Antibody rapid test.

The SARS-CoV-2 IgG/neutralizing antibody rapid test kit (Colloidal Gold; JOYSBIO, Tianjin, China) was evaluated. All testing was carried out in a single determination according to the manufacturer’s instructions.

Ten microliters of serum was needed to fill the square hole of the test cassette using a calibrated pipette. Three precoated lines mark the control line (C) and the test lines for SARS-CoV-2 IgG (1) and neutralizing antibodies (nAbs) (2). Colloidal gold-labeled chicken IgY antibody bound to goat anti-chicken IgY antibody coated on the C line acts as the positive control. Mouse anti-human IgG antibody coated on test line 1 captures human IgG anti-nucleoprotein (NP) and anti-spike (S) protein antibodies in the sample to form a colored band. Colloidal gold-labeled recombinant SARS-CoV-2 RBD and human ACE2 coated on line 2 detects the presence of nAbs. Any unbound recombinant RBD as well as RBD bound to nonneutralizing antibody is captured on test line 2, which forms a colored band. The band appears lighter with increasing concentration of nAbs. A band that is darker or equal to the C line is interpreted as a negative result.

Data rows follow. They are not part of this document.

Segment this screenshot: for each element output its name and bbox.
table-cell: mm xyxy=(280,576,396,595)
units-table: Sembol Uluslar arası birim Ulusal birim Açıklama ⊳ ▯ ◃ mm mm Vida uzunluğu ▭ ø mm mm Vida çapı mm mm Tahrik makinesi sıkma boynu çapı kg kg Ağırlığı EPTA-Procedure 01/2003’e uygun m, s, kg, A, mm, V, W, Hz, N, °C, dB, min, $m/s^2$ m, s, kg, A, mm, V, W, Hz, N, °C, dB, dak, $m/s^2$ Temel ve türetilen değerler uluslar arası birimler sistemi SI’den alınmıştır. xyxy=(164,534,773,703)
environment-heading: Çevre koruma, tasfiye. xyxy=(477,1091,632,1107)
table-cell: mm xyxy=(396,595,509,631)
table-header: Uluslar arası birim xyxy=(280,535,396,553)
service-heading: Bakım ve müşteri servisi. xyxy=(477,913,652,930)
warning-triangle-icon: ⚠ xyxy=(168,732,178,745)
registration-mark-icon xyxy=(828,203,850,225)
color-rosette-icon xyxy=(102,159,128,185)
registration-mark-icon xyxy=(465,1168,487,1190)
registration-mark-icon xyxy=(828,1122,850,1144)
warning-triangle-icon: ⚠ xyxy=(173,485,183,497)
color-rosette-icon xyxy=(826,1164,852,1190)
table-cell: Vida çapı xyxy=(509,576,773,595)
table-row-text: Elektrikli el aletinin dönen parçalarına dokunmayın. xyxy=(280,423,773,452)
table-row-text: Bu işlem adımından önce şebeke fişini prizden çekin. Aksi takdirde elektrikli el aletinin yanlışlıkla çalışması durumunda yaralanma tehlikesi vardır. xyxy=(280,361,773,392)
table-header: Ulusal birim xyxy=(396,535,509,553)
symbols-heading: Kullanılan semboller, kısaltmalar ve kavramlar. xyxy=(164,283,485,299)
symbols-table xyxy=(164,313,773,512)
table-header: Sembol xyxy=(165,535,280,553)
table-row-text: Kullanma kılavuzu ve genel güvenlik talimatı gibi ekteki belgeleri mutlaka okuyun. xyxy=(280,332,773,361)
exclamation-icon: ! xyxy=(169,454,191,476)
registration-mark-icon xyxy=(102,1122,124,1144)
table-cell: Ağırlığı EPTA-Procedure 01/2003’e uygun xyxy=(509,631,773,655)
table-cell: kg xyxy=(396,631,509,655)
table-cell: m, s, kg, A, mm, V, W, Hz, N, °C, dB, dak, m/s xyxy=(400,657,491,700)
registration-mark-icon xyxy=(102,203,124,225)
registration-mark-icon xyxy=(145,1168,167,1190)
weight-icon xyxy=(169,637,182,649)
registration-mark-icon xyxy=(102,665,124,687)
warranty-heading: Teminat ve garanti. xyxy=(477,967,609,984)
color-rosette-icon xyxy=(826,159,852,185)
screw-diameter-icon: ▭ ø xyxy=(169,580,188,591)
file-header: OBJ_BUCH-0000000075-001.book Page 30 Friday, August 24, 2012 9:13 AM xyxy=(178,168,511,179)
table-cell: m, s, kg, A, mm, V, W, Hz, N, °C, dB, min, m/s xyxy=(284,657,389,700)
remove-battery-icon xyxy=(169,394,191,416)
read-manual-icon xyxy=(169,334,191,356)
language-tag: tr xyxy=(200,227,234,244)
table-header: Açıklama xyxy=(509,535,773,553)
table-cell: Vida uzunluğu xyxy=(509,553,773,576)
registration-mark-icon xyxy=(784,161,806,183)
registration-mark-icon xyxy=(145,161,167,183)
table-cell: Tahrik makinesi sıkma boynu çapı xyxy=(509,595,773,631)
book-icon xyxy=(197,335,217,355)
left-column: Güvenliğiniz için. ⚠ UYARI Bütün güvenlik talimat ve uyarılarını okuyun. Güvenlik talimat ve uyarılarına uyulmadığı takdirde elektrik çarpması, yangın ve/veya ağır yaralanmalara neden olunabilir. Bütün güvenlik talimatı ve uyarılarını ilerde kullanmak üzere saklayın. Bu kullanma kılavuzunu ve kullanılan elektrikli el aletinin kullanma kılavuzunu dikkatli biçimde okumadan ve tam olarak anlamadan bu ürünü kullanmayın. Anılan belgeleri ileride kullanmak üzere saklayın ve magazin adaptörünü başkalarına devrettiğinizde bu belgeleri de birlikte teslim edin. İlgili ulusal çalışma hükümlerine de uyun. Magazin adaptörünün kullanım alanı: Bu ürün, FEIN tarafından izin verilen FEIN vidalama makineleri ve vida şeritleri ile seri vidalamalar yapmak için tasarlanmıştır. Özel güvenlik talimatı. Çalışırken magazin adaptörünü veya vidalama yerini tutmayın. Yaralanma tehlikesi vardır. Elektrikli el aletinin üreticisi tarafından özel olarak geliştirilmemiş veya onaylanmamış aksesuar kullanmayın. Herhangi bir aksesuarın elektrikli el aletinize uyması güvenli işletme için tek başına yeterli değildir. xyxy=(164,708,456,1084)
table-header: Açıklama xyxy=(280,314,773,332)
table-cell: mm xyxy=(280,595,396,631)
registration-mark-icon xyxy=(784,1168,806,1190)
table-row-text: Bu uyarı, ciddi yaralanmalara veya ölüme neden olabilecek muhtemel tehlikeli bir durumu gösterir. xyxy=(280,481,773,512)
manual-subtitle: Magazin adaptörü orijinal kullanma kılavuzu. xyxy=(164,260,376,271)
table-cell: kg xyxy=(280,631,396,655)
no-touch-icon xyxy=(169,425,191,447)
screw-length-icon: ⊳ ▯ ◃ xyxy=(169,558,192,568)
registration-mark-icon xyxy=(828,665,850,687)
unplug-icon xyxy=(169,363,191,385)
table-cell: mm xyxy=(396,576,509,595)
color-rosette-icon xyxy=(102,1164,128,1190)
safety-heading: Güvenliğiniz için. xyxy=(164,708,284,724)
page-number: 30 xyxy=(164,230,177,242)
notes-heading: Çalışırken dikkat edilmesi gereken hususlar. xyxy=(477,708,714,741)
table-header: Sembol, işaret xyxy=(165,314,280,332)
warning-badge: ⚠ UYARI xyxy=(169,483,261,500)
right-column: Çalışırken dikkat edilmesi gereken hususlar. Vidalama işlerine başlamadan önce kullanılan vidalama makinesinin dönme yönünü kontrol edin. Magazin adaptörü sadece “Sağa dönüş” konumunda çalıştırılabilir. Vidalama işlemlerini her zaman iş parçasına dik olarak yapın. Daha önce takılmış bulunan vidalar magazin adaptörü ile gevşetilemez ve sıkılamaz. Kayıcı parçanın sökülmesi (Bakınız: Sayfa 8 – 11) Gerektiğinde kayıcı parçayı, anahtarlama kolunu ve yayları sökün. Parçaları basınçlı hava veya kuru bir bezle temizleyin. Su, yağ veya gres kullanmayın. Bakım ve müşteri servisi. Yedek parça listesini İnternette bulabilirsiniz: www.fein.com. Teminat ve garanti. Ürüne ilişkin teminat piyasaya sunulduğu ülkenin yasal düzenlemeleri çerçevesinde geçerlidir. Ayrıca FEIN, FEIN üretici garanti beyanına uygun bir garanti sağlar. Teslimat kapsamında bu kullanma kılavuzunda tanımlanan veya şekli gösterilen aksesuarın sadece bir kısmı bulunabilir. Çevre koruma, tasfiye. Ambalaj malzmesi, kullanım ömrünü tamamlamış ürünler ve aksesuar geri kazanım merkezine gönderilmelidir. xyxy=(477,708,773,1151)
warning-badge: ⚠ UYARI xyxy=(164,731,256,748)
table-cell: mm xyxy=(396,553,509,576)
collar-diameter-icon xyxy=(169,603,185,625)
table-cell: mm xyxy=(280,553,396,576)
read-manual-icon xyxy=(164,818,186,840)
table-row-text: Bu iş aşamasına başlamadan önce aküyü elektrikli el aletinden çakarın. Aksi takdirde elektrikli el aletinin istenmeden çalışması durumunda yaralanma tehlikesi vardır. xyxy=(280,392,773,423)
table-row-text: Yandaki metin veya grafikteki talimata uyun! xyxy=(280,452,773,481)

Seventy microliters of diluent was needed to fill the circular hole of the test cassette, using either a calibrated pipette or the prefilled single-use dropper provided. The test cassette should be read 25 to 30 min after addition of sample and diluent.

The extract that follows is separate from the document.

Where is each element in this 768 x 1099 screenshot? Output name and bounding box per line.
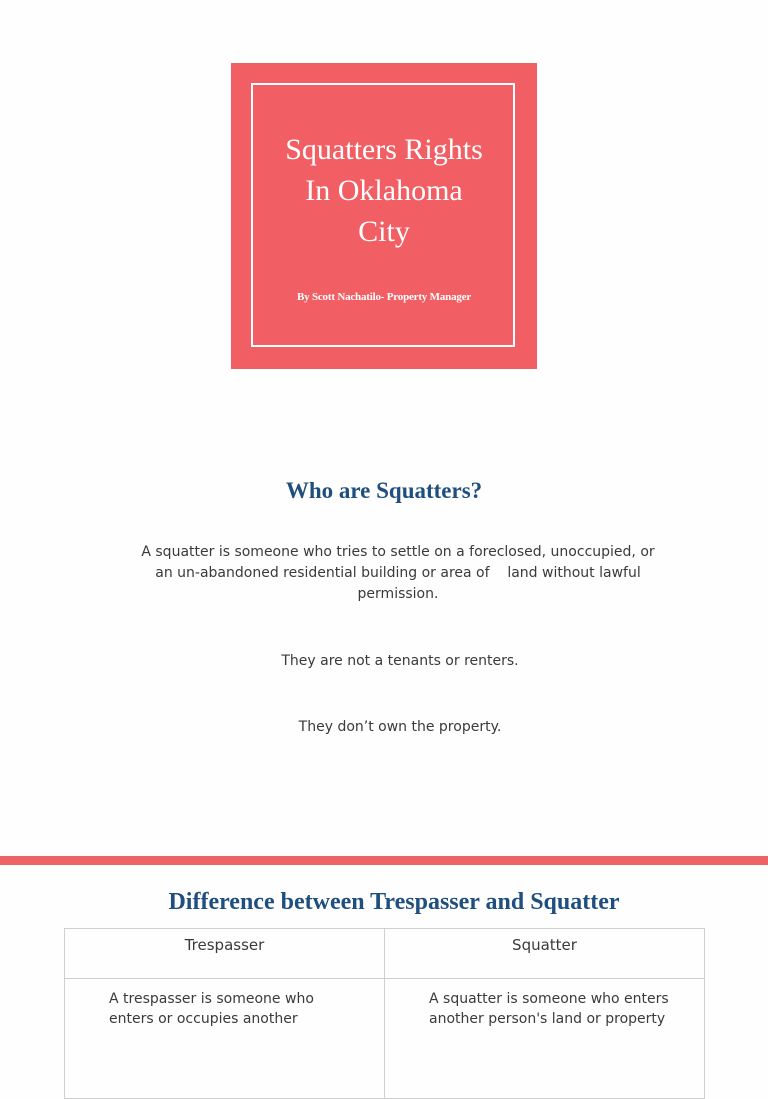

Live virus microneutralization assay.

SARS-CoV-2 virus culture and MN were performed in a biosafety level 3 facility, as previously described (18). In brief, 2-fold serial dilutions of serum samples were prepared with minimum essential medium (MEM) with 1% fetal bovine serum (FBS) in 50 μL and mixed with replication-competent SARS-CoV-2 in 50 μL to give a final dilution of 1:10 in 100 μL and a virus titer of 100 50% tissue culture infective dose (TCID50). This serum-virus mixture was incubated for 1.5 h at 37°C before it was added to Vero E6 cells incubated at 37°C in a 5% CO2 incubator. Virus-induced cytopathic effect was examined under inversion microscopy after 4 to 5 days of incubation. MN antibody titer was determined by the highest dilution with 50% inhibition of cytopathic effect. An MN titer of ≥10 was considered positive. For statistical analysis, titers of <10 were treated as 5; titers of >320 were treated as 640.

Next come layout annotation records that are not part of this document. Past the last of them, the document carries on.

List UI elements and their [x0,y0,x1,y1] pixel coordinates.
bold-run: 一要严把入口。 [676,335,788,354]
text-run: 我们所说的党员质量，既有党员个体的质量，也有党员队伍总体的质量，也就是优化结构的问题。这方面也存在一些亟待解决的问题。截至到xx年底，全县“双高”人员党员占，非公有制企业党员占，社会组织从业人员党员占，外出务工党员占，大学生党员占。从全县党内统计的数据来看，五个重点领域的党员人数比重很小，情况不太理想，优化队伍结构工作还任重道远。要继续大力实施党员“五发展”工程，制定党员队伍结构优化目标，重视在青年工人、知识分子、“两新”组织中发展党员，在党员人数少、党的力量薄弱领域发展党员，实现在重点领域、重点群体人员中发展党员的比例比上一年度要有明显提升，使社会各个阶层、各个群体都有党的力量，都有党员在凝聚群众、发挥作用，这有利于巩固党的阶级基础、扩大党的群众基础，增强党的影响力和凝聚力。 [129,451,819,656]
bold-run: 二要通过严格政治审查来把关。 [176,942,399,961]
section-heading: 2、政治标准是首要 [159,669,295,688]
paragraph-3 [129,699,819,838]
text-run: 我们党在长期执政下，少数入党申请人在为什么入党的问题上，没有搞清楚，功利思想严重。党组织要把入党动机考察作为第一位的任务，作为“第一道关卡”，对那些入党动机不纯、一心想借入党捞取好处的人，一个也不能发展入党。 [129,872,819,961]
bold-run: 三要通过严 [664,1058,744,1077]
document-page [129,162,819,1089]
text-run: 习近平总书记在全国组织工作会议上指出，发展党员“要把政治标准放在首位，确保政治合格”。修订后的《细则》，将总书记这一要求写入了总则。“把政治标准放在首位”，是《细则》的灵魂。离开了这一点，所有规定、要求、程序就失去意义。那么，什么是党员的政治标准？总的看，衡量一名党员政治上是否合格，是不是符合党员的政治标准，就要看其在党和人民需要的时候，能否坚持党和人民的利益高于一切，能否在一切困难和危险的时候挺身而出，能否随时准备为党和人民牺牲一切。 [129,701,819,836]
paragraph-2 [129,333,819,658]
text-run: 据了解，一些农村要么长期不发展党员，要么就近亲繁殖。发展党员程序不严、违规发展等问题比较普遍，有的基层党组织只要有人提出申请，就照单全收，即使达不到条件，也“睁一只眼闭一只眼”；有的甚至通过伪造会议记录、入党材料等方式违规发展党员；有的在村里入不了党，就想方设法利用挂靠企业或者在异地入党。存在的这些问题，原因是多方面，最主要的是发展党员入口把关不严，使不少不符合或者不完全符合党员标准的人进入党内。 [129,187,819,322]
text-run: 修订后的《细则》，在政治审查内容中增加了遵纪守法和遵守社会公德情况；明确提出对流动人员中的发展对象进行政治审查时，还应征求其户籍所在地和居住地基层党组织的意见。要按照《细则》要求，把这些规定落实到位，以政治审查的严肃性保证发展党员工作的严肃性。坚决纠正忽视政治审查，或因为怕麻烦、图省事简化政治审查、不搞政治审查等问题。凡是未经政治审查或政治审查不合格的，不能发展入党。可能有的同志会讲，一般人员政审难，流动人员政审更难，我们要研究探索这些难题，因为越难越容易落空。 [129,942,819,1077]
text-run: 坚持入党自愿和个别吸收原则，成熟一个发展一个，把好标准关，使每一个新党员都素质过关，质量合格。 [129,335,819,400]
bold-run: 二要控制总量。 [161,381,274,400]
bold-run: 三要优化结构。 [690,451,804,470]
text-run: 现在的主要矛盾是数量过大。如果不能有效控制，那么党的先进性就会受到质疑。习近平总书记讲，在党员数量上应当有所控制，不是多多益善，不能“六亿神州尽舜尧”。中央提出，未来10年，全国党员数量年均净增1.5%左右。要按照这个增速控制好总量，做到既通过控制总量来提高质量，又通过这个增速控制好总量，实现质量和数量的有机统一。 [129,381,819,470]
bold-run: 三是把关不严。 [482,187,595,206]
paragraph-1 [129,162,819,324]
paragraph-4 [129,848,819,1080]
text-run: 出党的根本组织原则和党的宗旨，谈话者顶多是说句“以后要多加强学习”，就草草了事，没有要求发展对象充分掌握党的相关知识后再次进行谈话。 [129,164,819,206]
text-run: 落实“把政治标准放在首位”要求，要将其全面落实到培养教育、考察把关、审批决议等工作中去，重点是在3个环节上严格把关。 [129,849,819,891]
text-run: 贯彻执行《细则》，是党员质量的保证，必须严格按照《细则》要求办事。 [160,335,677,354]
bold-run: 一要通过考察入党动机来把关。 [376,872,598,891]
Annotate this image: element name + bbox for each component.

Chemiluminescent microparticle immunoassay.

Testing of nAbs against SARS-CoV-2 RBD was performed using the iFlash-2019-nCoV NAb assay (Shenzhen YHLO Biotech Co. Ltd., China), and a one-step competitive CLIA was performed on the YHLO iFlash 1800 chemiluminescence immunoassay (YHLO Biotech Co., Ltd., China). The iFlash-2019-nCoV nAb assay was performed according to manufacturer’s instructions (YHLO Biotech Co., Ltd.). Briefly, serum samples were put on the sample rack and placed in the sample loading area. The test-specific parameters stored in the barcode on the reagent pack are read in (2019-nCoV RBD antigen-coated paramagnetic microparticles, acridinium ester-labeled ACE2 conjugate, sample-treating agent). The iFlash System performs all the functions automatically and calculates the results when the run is initiated. The signal from the chemiluminescent reaction is measured as relative light units (RLUs), which exist in an inverse relationship with the amount of 2019-nCoV nAbs present in the sample. Results are then determined via a calibration curve. The cutoff for seropositivity is 15 AU/mL. The maximum measurable result is 800 AU/mL (1 AU = 2.4 IU).

Statistical analysis.

Sensitivities, specificities, and positive and negative predictive values with Wilson score 95% confidence intervals were calculated using 2021 MedCalc Software, Ltd. Graphs were made using 2019 Microsoft Excel (Fig. 3A) and GraphPad Prism version 9 (Fig. 3B).

Ethical statement.

The present study was approved by the Institutional Review Board of the University of Hong Kong/Hospital Authority Hong Kong West Cluster (UW13-372).